"Pe-er" Indonesia: Tantangan Besar di Dunia Kerja, Dampak PHK dan Pengangguran Lulusan Muda Meningkat

“Pe-er” Indonesia: Tantangan Besar di Dunia Kerja, Dampak PHK dan Pengangguran Lulusan Muda Meningkat


JAKARTA,

– Menteri Ketenagakerjaan Yassierli mengungkapkan, sebanyak 24.036 pekerja mengalami pemutusan hubungan kerja (PHK) selama Januari hingga 23 April 2025. Angka tersebut menunjukkan peningkatan dibanding periode yang sama tahun sebelumnya.

“Saat Covid-19 tahun 2020, jumlah PHK nasional mencapai 386.000 orang. Tahun 2024 naik dibanding 2023. Dan data terakhir per April 2025 sudah sekitar 24.000 orang kena PHK, atau sepertiga dari total sepanjang 2024,” kata Yassierli dalam rapat dengan Komisi IX DPR RI, Senin (5/5/2025).

Manufaktur Sumbang PHK Terbanyak

Yassierli menyatakan bahwa sektor industri pengolahan atau manufaktur merupakan sumber utama pemutusan hubungan kerja (PHK) dengan total 16.801 kasus, diikuti oleh bidang perdagangan besar dan ritel yang mencapai 3.622 kasus, serta layanan lain-lain dengan angka 2.012 kasus.

Tiga propinsi yang mengalami pemutusan hubungan kerja paling banyak adalah Jawa Tengah (10.692 karyawan), DKI Jakarta (4.649 karyawan), serta Riau (3.546 karyawan).

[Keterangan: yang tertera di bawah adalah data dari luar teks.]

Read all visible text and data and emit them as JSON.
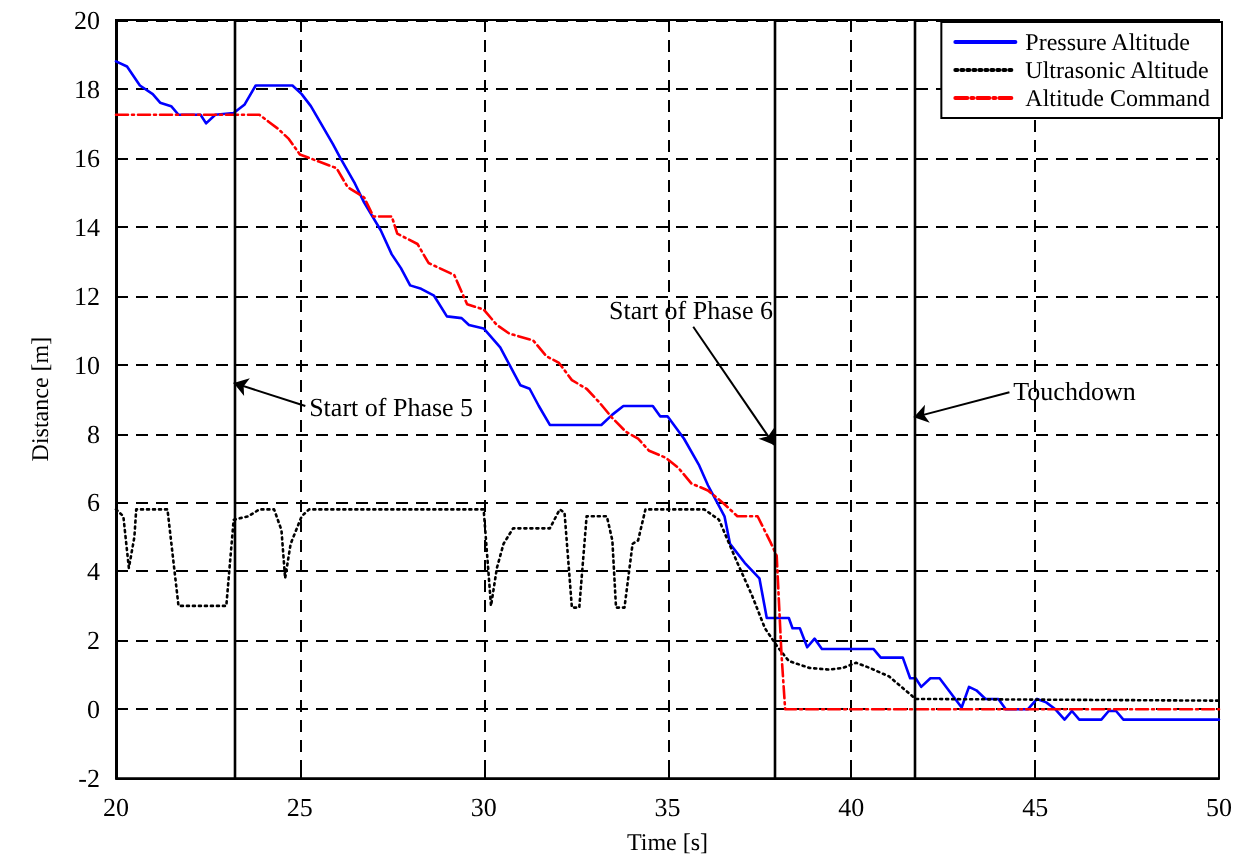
{
  "chart_data": {
    "type": "line",
    "xlabel": "Time [s]",
    "ylabel": "Distance [m]",
    "xlim": [
      20,
      50
    ],
    "ylim": [
      -2,
      20
    ],
    "xticks": [
      20,
      25,
      30,
      35,
      40,
      45,
      50
    ],
    "yticks": [
      -2,
      0,
      2,
      4,
      6,
      8,
      10,
      12,
      14,
      16,
      18,
      20
    ],
    "grid": true,
    "legend": "top right",
    "marker": "none",
    "series": [
      {
        "name": "Pressure Altitude",
        "color": "#0000ff",
        "line_style": "solid",
        "x": [
          20,
          20.3,
          20.65,
          21.0,
          21.2,
          21.5,
          21.7,
          22.3,
          22.45,
          22.7,
          23.2,
          23.5,
          23.8,
          24.8,
          25.05,
          25.3,
          25.6,
          25.9,
          26.1,
          26.5,
          26.75,
          27.2,
          27.5,
          27.75,
          28.0,
          28.3,
          28.65,
          29.0,
          29.4,
          29.6,
          30.0,
          30.45,
          31.0,
          31.25,
          31.5,
          31.8,
          33.2,
          33.5,
          33.8,
          34.6,
          34.8,
          35.0,
          35.45,
          35.85,
          36.1,
          36.55,
          36.7,
          37.1,
          37.5,
          37.7,
          38.3,
          38.4,
          38.6,
          38.8,
          39.0,
          39.2,
          40.6,
          40.8,
          41.4,
          41.6,
          41.75,
          41.9,
          42.15,
          42.4,
          43.0,
          43.2,
          43.4,
          43.65,
          44.0,
          44.2,
          44.8,
          45.05,
          45.3,
          45.55,
          45.8,
          46.0,
          46.2,
          46.8,
          47.0,
          47.2,
          47.4,
          50
        ],
        "values": [
          18.8,
          18.65,
          18.1,
          17.85,
          17.6,
          17.5,
          17.25,
          17.25,
          17.0,
          17.25,
          17.3,
          17.55,
          18.1,
          18.1,
          17.85,
          17.5,
          16.95,
          16.4,
          16.0,
          15.25,
          14.7,
          13.9,
          13.2,
          12.8,
          12.3,
          12.2,
          12.0,
          11.4,
          11.35,
          11.15,
          11.05,
          10.5,
          9.4,
          9.3,
          8.8,
          8.25,
          8.25,
          8.55,
          8.8,
          8.8,
          8.5,
          8.5,
          7.85,
          7.1,
          6.5,
          5.6,
          4.8,
          4.25,
          3.8,
          2.65,
          2.65,
          2.35,
          2.35,
          1.8,
          2.05,
          1.75,
          1.75,
          1.5,
          1.5,
          0.9,
          0.9,
          0.65,
          0.9,
          0.9,
          0.05,
          0.65,
          0.55,
          0.3,
          0.3,
          0.0,
          0.0,
          0.3,
          0.2,
          0.0,
          -0.3,
          -0.05,
          -0.3,
          -0.3,
          -0.05,
          -0.05,
          -0.3,
          -0.3
        ]
      },
      {
        "name": "Ultrasonic Altitude",
        "color": "#000000",
        "line_style": "dotted",
        "x": [
          20,
          20.2,
          20.35,
          20.5,
          20.55,
          21.4,
          21.7,
          23.0,
          23.2,
          23.6,
          23.9,
          24.3,
          24.5,
          24.6,
          24.75,
          25.05,
          25.25,
          30.0,
          30.2,
          30.36,
          30.54,
          30.8,
          31.8,
          32.07,
          32.2,
          32.4,
          32.6,
          32.8,
          33.35,
          33.5,
          33.6,
          33.83,
          34.05,
          34.2,
          34.4,
          36.0,
          36.4,
          36.9,
          37.3,
          37.65,
          38.0,
          38.3,
          38.86,
          39.4,
          39.77,
          40.13,
          40.5,
          41.03,
          41.75,
          50
        ],
        "values": [
          5.8,
          5.6,
          4.1,
          5.0,
          5.8,
          5.8,
          3.0,
          3.0,
          5.5,
          5.6,
          5.8,
          5.8,
          5.2,
          3.8,
          4.8,
          5.6,
          5.8,
          5.8,
          3.0,
          4.1,
          4.8,
          5.25,
          5.25,
          5.8,
          5.7,
          2.95,
          2.95,
          5.6,
          5.6,
          4.9,
          2.95,
          2.95,
          4.8,
          4.9,
          5.8,
          5.8,
          5.5,
          4.25,
          3.3,
          2.35,
          1.8,
          1.4,
          1.2,
          1.15,
          1.2,
          1.35,
          1.2,
          0.95,
          0.3,
          0.25
        ]
      },
      {
        "name": "Altitude Command",
        "color": "#ff0000",
        "line_style": "dashed",
        "x": [
          20,
          23.9,
          24.15,
          24.4,
          24.7,
          25.0,
          25.5,
          26.0,
          26.3,
          26.75,
          27.0,
          27.5,
          27.65,
          28.2,
          28.5,
          29.2,
          29.55,
          30.0,
          30.36,
          30.7,
          31.35,
          31.7,
          32.05,
          32.4,
          32.8,
          33.15,
          33.5,
          33.87,
          34.2,
          34.5,
          34.95,
          35.3,
          35.65,
          36.1,
          36.55,
          36.9,
          37.45,
          37.8,
          37.97,
          38.1,
          38.2,
          50
        ],
        "values": [
          17.25,
          17.25,
          17.05,
          16.85,
          16.55,
          16.1,
          15.9,
          15.7,
          15.15,
          14.85,
          14.3,
          14.3,
          13.8,
          13.5,
          12.95,
          12.6,
          11.75,
          11.6,
          11.15,
          10.9,
          10.7,
          10.25,
          10.05,
          9.55,
          9.3,
          8.9,
          8.45,
          8.05,
          7.85,
          7.5,
          7.3,
          7.0,
          6.55,
          6.35,
          5.95,
          5.6,
          5.6,
          4.85,
          4.45,
          1.6,
          0,
          0
        ]
      }
    ],
    "ref_lines": [
      {
        "axis": "x",
        "value": 23.2,
        "label": "Start of Phase 5",
        "color": "#000000",
        "line_style": "solid"
      },
      {
        "axis": "x",
        "value": 37.9,
        "label": "Start of Phase 6",
        "color": "#000000",
        "line_style": "solid"
      },
      {
        "axis": "x",
        "value": 41.7,
        "label": "Touchdown",
        "color": "#000000",
        "line_style": "solid"
      }
    ]
  }
}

Sepanjang 2024, total PHK mencapai 77.965 orang. Jumlah itu meningkat dari 64.855 orang pada 2023, dan jauh lebih tinggi dibanding 25.614 orang pada 2022. Pada 2021, angka PHK mencapai lebih dari 127.000 orang, dan 2020 masih menjadi rekor tertinggi dengan lebih dari 386.000 pekerja kehilangan pekerjaan.

7 Penyebab Utama PHK

Menteri Tenaga Kerja menyinggung bahwa di antara 25 alasan pemutusan hubungan kerja yang direkam, ada tujuh faktor utama yang mendorong kenaikan jumlah PHK akhir-akhir ini:

  • Kerugian atau penutupan perusahaan karena pasar dalam dan luar negeri menurun.
  • Perpindahan bisnis ke tempat dengan upah yang lebih rendah.
  • Perselisihan hubungan industrial.
  • Tindakan balasan pengusaha akibat mogok kerja.
  • Efisiensi perusahaan untuk bertahan.
  • Transformasi bisnis perusahaan.
  • Kepailitan dan masalah kewajiban kepada kreditur.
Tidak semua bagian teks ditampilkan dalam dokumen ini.